The third representative of an optional process for water treatment in the power industry is membrane distillation (MD). The number of articles concerning this process is growing exponentially. In fact, membrane distillation is still just a distillation process (even in the form of MSF (multistage flash distillation) or MEE (multiple-effect evaporation) vapor compression (VC) [9,30]), which is the most power-demanding water treatment process (ranging from 2.03 to 47.41 kWh m−3 of electricity consumption, plus 45.38 kWh m−3 of thermal consumption; see Figure 13). Power plants, however, abound in surplus power. This can be used with advantages for high-salinity solutions. The rejection of non-volatile compounds is 100%. However, as of today (2020), the cost of modules is pretty high and the flux is very low. Moreover, the technology also requires a larger built-up area. The process is not affected by fouling. It is thus suitable for beverage production or the removal of volatile components, paradoxically (e.g., ammonia) [33].

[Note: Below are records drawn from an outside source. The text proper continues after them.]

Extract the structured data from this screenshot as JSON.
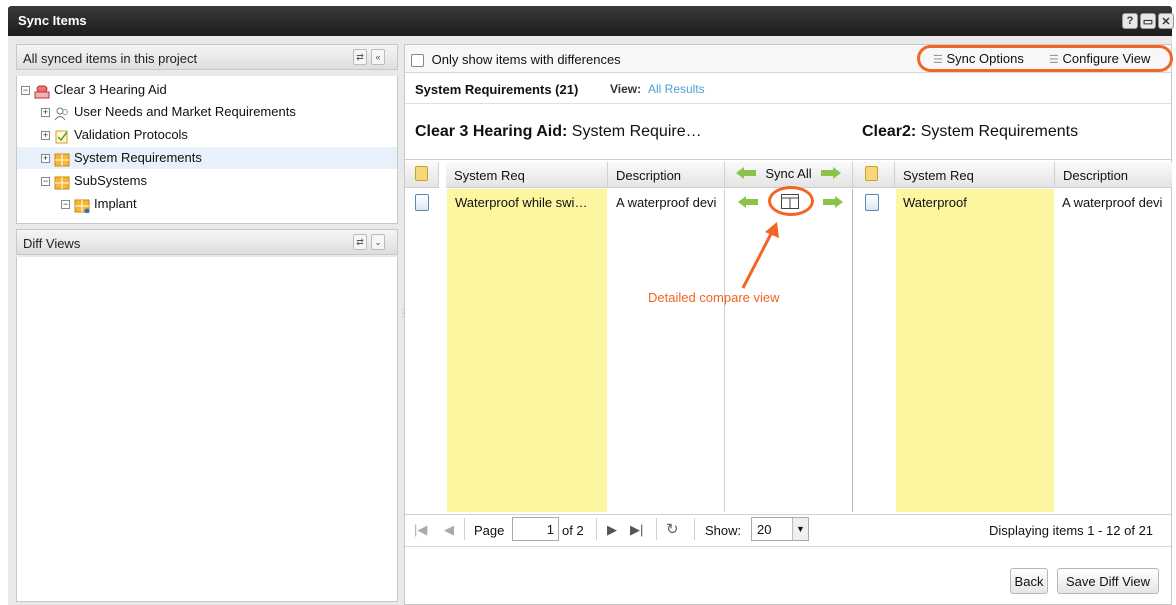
{
  "window": {
    "title": "Sync Items",
    "help_icon": "help-icon",
    "minimize_icon": "minimize-icon",
    "close_icon": "close-icon"
  },
  "left": {
    "tree_header": "All synced items in this project",
    "tree": [
      {
        "label": "Clear 3 Hearing Aid",
        "icon": "project-icon",
        "expander": "−"
      },
      {
        "label": "User Needs and Market Requirements",
        "icon": "user-needs-icon",
        "expander": "+"
      },
      {
        "label": "Validation Protocols",
        "icon": "validation-icon",
        "expander": "+"
      },
      {
        "label": "System Requirements",
        "icon": "requirements-icon",
        "expander": "+"
      },
      {
        "label": "SubSystems",
        "icon": "subsystems-icon",
        "expander": "−"
      },
      {
        "label": "Implant",
        "icon": "implant-icon",
        "expander": "−"
      }
    ],
    "diff_header": "Diff Views"
  },
  "main": {
    "only_diff_label": "Only show items with differences",
    "sync_options": "Sync Options",
    "configure_view": "Configure View",
    "section_title": "System Requirements (21)",
    "view_label": "View:",
    "view_value": "All Results",
    "left_heading_bold": "Clear 3 Hearing Aid:",
    "left_heading_rest": " System Require…",
    "right_heading_bold": "Clear2:",
    "right_heading_rest": " System Requirements",
    "columns": {
      "sys_req": "System Req",
      "description": "Description",
      "sync_all": "Sync All"
    },
    "row": {
      "left_req": "Waterproof while swi…",
      "left_desc": "A waterproof devi",
      "right_req": "Waterproof",
      "right_desc": "A waterproof devi"
    },
    "annotation": "Detailed compare view",
    "pager": {
      "page_label": "Page",
      "page_value": "1",
      "of_label": "of 2",
      "show_label": "Show:",
      "show_value": "20",
      "displaying": "Displaying items 1 - 12 of 21"
    },
    "back_button": "Back",
    "save_button": "Save Diff View"
  },
  "colors": {
    "highlight": "#fdf6a0",
    "annotation": "#f26522",
    "link": "#4a9fd8",
    "titlebar": "#262626"
  }
}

Despite being able to theoretically reject all non-volatile solutes (i.e., salts), the main drawback of the MD process is the large amount of energy that is consumed during the liquid–vapor phase change process, which, coupled with the incomplete recovery of the latent heat, renders the MD process energy-inefficient as a standalone system. Nevertheless, MD’s ability to leverage low-grade waste heat as an energy source while operating at a low pressure, and its negligible sensitivity to varying feed salinity, merit consideration over conventional pressure-driven membrane processes for its application in water recovery from high-salinity feed streams, such as brines from produced water. The membranes have already passed through a long process of improving special surface wettability, and the next important challenge for future optimization is maximizing the porosity and optimizing the thickness of the membrane to minimize energy consumption, regardless of the configuration of the process (direct MD, Air Gap MD, Vacuum MD or Sweep Gas MD) [34,35].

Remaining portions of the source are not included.